Luke Eberl‘s “Choose Connor” premiered at the CineVegas International Film Festival in June 2007, and has since played in dozens of fests, including the Rome Film Festival, the Woodstock Film Festival, and the Philadelphia Film Festival, where it won the American Independent’s Award. The film follows an idealistic 15-year old (Alex Linz), who becomes the youth spokesman for U.S. Senate Candidate Lawrence Connor (Steven Weber),, only to be exploited through Connor’s election campaign. 22-year old Eberl, making his feature directorial debut after a career acting (with credits including TV series’ “Big Love” and “Cold Case), talked to indieWIRE about the film.
What initially attracted you to filmmaking, and how has that interest evolved during your career.
I have been a professional actor since I was a child. I started acting only in the theater in Colorado where I’m from. When I was 10 years old, I got my first part in a movie, and when I got on to the set – which was my first time ever on a movie set – I was in awe. I loved it. So many people with so many different types of talent – acting, directing, writing, construction, business, etc. – all working together on this creative project. So since then I’ve never stopped making films. I love it.

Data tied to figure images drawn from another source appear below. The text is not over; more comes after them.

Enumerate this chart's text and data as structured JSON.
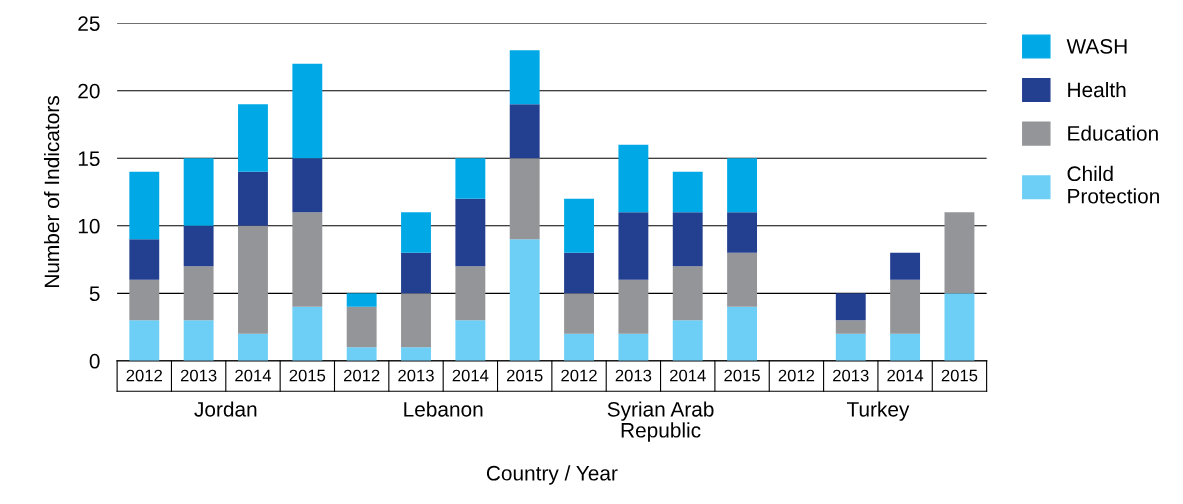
{
  "chart_data": {
    "type": "bar",
    "stacked": true,
    "xlabel": "Country / Year",
    "ylabel": "Number of Indicators",
    "categories": [
      "2012",
      "2013",
      "2014",
      "2015",
      "2012",
      "2013",
      "2014",
      "2015",
      "2012",
      "2013",
      "2014",
      "2015",
      "2012",
      "2013",
      "2014",
      "2015"
    ],
    "annotations": [
      "Jordan",
      "Lebanon",
      "Syrian Arab\nRepublic",
      "Turkey"
    ],
    "series": [
      {
        "name": "Child\nProtection",
        "color": "#6dcff6",
        "values": [
          3,
          3,
          2,
          4,
          1,
          1,
          3,
          9,
          2,
          2,
          3,
          4,
          0,
          2,
          2,
          5
        ]
      },
      {
        "name": "Education",
        "color": "#939598",
        "values": [
          3,
          4,
          8,
          7,
          3,
          4,
          4,
          6,
          3,
          4,
          4,
          4,
          0,
          1,
          4,
          6
        ]
      },
      {
        "name": "Health",
        "color": "#233f8f",
        "values": [
          3,
          3,
          4,
          4,
          0,
          3,
          5,
          4,
          3,
          5,
          4,
          3,
          0,
          2,
          2,
          0
        ]
      },
      {
        "name": "WASH",
        "color": "#00a9e6",
        "values": [
          5,
          5,
          5,
          7,
          1,
          3,
          3,
          4,
          4,
          5,
          3,
          4,
          0,
          0,
          0,
          0
        ]
      }
    ],
    "ylim": [
      0,
      25
    ],
    "yticks": [
      0,
      5,
      10,
      15,
      20,
      25
    ],
    "grid": "y",
    "legend": "top right"
  }
}
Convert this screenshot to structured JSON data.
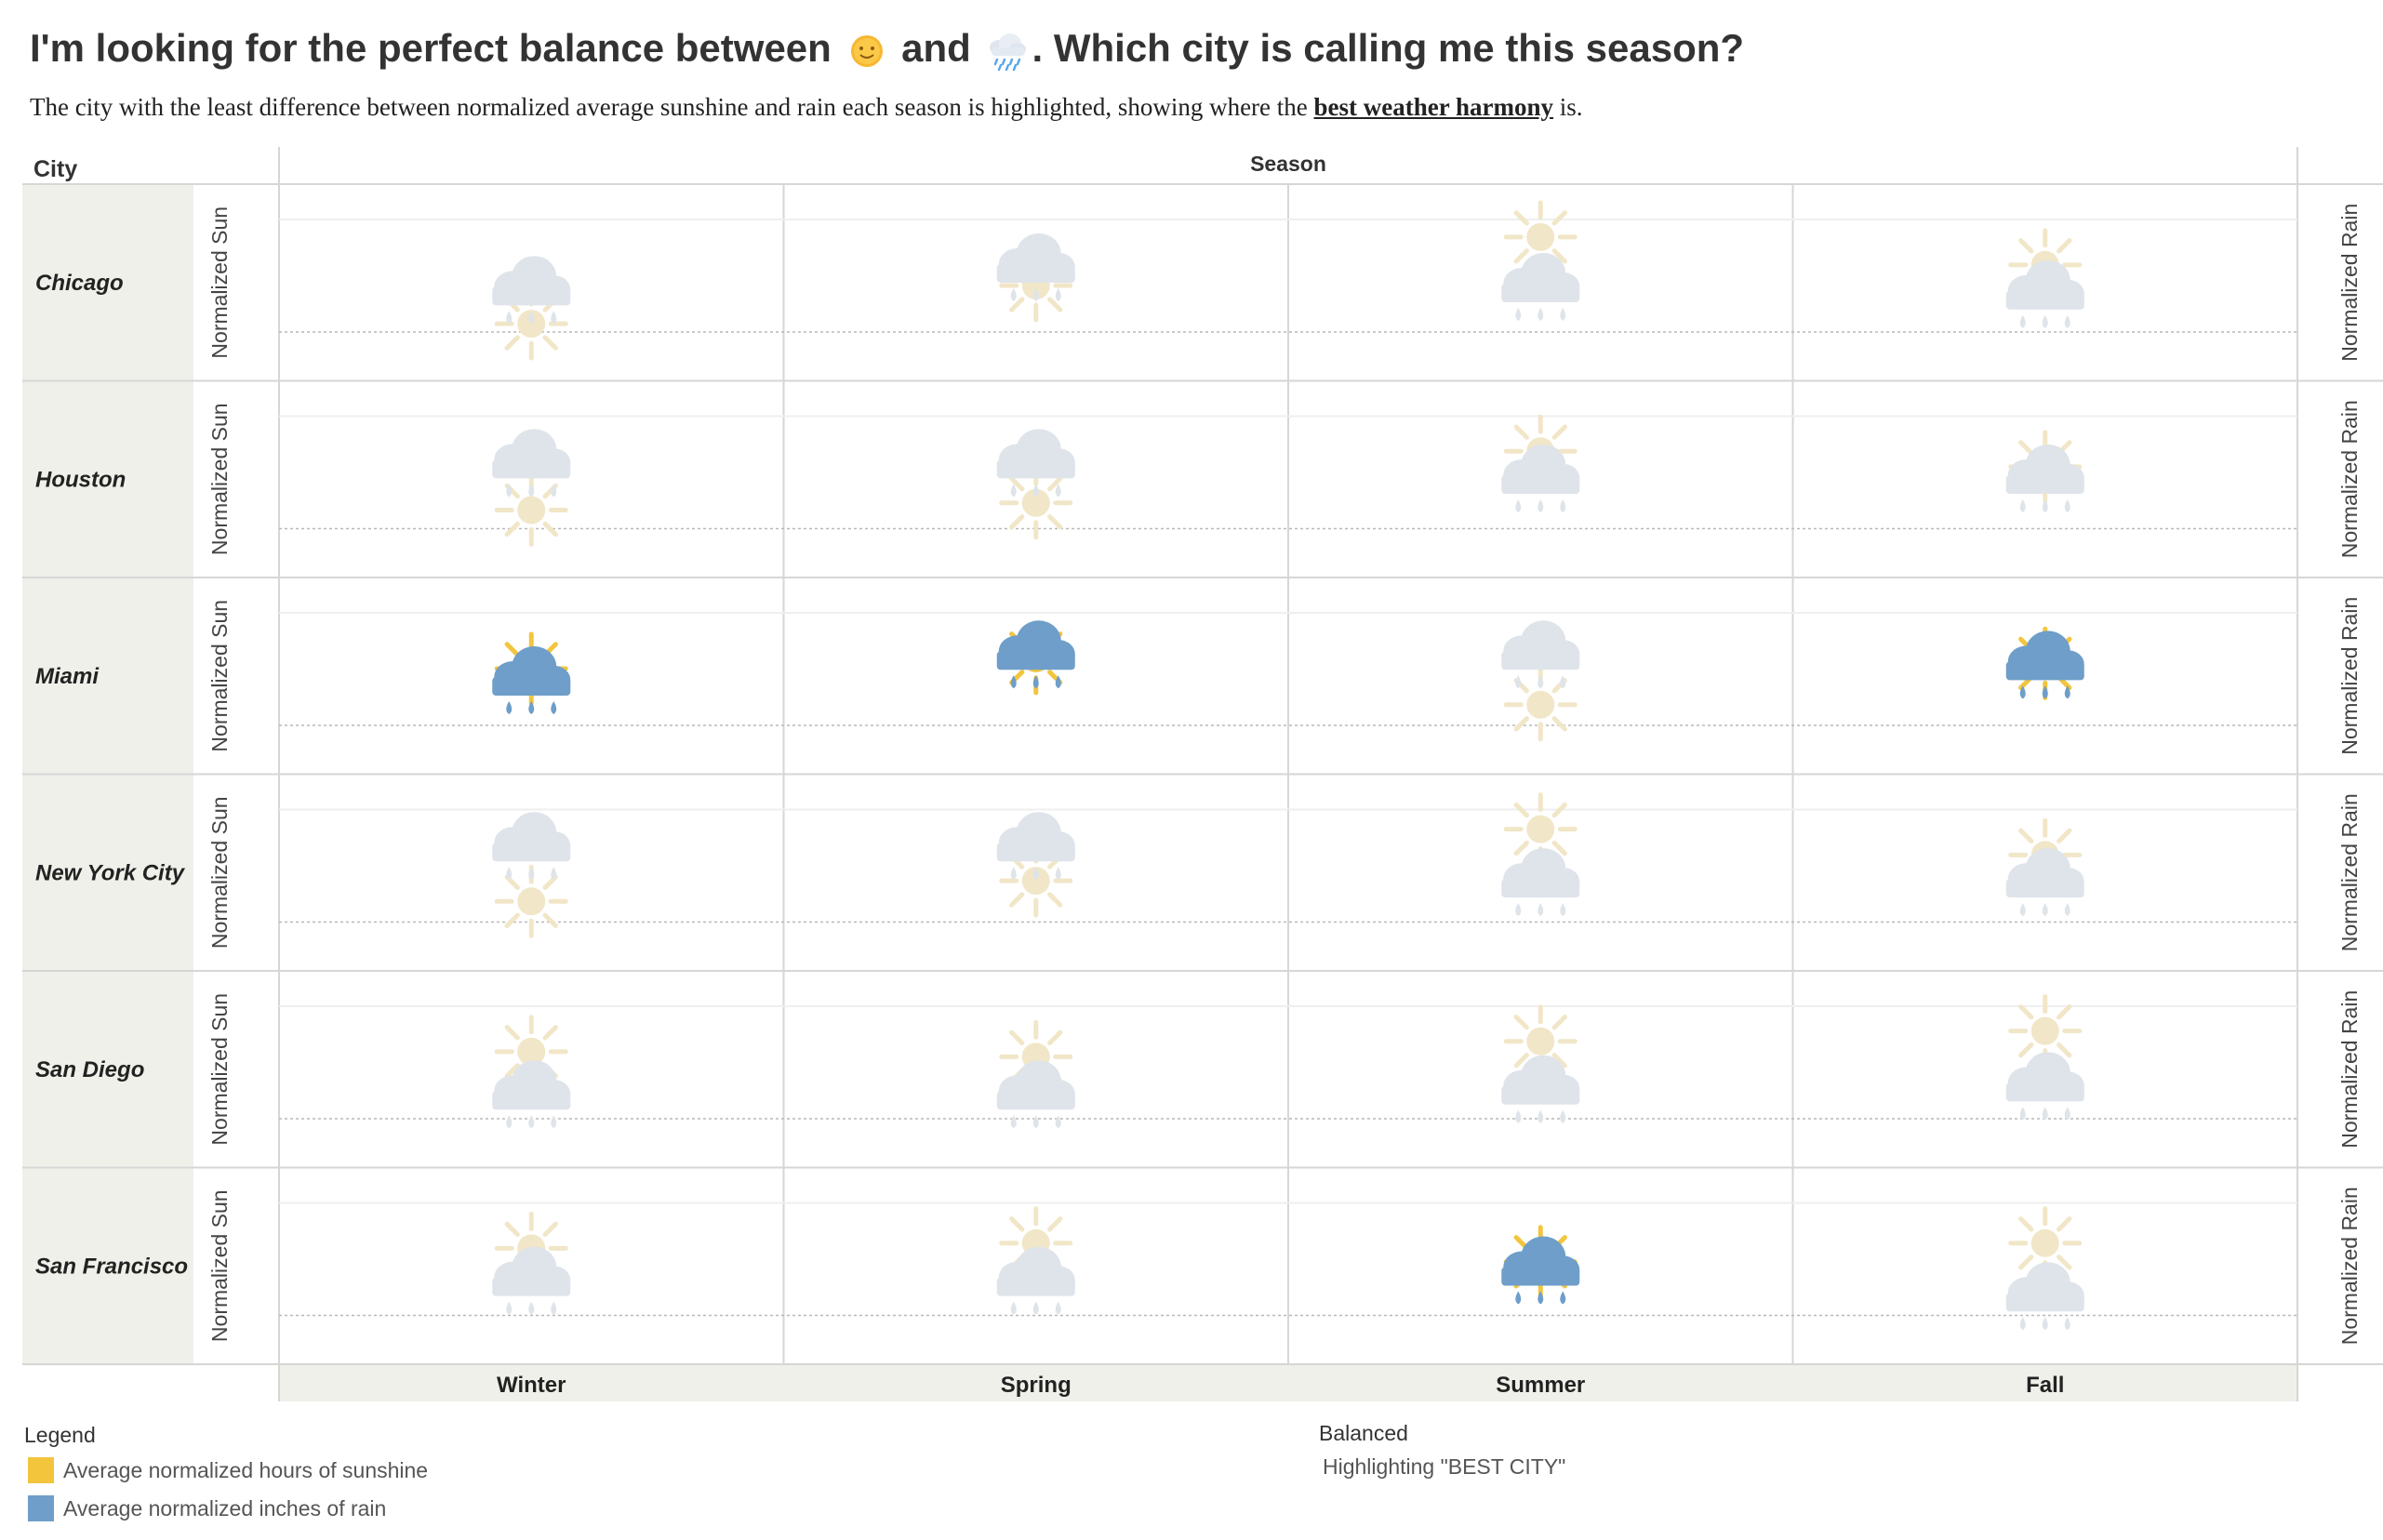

It’s such a wonderful process.
Are there other aspects of filmmaking that you would still like to explore?
Well, as an indie filmmaker one has to wear a lot of hats – because you don’t have a lot of money to hire tons of people to work for you – so for that reason I have been able to experience many sides of the film industry, which has been cool. Eventually I would like to do an animated film. I have no talent for drawing or painting, but I would like to collaborate with someone who does on an animated project some day.
Please discuss how the idea for “Choose Connor” came about.
Being a young person in the world the way it is right now, full of suffering and corruption and war, I am sometimes unsure how to proceed with my life. Is it better to wear slippers than to try and carpet the whole world? Should I give up my selfish artistic aspirations in favor of working as some type of a revolutionary? Or should I accept that I can’t change the world without first working on myself, in my personal relationships? Are all these questions just excuses and diversions from the fact that modern American life is inherently hypocritical and I don’t want to sacrifice mode of consumption and comfort for the sake of anyone else’s quality of life?
I don’t have any answers, but I thought it would be interesting to make a film, not in a “realistic” way, but in more of an “allegorical” way, that addresses these questions.
Please elaborate a bit on your approach to making the film, including your influences, as well as your overall goals for the project?
My general approach to making the film was to, as much as possible, not make any decisions for the audience about how they should interpret a scene. There are a lot of movies where, if 100 people are watching it, it’s pretty important that all 100 of them think or feel the same general thing (i.e., “that was funny,” “that was scary,” “that was sad,” etc.).
For this movie, I wanted to remain as objective as possible, which is why there is not very much music in the film and a lot of scenes play out in long master shots with no coverage. There is suspense and tension in that ambiguity, hopefully. Also, I hope, with this technique the film becomes a more personal experience for each audience member, a collaboration of sorts between the audience and the film – because 100 people are going to have 100 very different interpretations of the film as I’ve discovered while touring around the world with this movie at film festival Q&A’s.
What were some of the biggest challenges you faced in developing the project?
Well, like a lot of indie filmmakers will tell you – raising the money is always difficult. I guess we made this film not trying to appeal to any particular demographic or follow any trends in the cinema marketplace, so there were several distributors who liked the film a lot but couldn’t see how to sell it. Thankfully, we found Strand Releasing who has a lot of faith in the project, saw its merits, and is putting it out there.
How did the financing for the film come together?
Through many friends and friends of friends all giving small amounts.
Who are some of the creative influences that have had the biggest impact on you?
I was acting in a film whose cinematographer was the great Phillippe Rousselot, and he gave me a great piece of advice: “Don’t learn film from film, learn film from life.” So other filmmakers are a big inspiration to me, but I find most of my inspiration from my travels, family, friends, and world events.
What other genres or stories would like to explore as a filmmaker?
Many, I’ll just take it one film at time.
What is your next project?
I have written a script called “God’s Work” that I hope to make in Colorado sometime soon.
What is your definition of “independent film,” and has that changed at all since you first started working?
I guess the textbook definition for an indie film is a film that is financed outside of the studio system – but it’s important to remember that there are brilliant films made by the studios and crap made independently. Any film, from any financing source, can have the creative, independent spirit.
What general advice would you impart to emerging filmmakers?
Make films. Have fun. Take risks. Do something that challenges you, scares you.
Please share an achievement from your career so far that you are most proud of.
I’m proud to have known the interesting people I’ve worked with and met during my career, and to have been able to do something creative and stimulating with my time for all these years.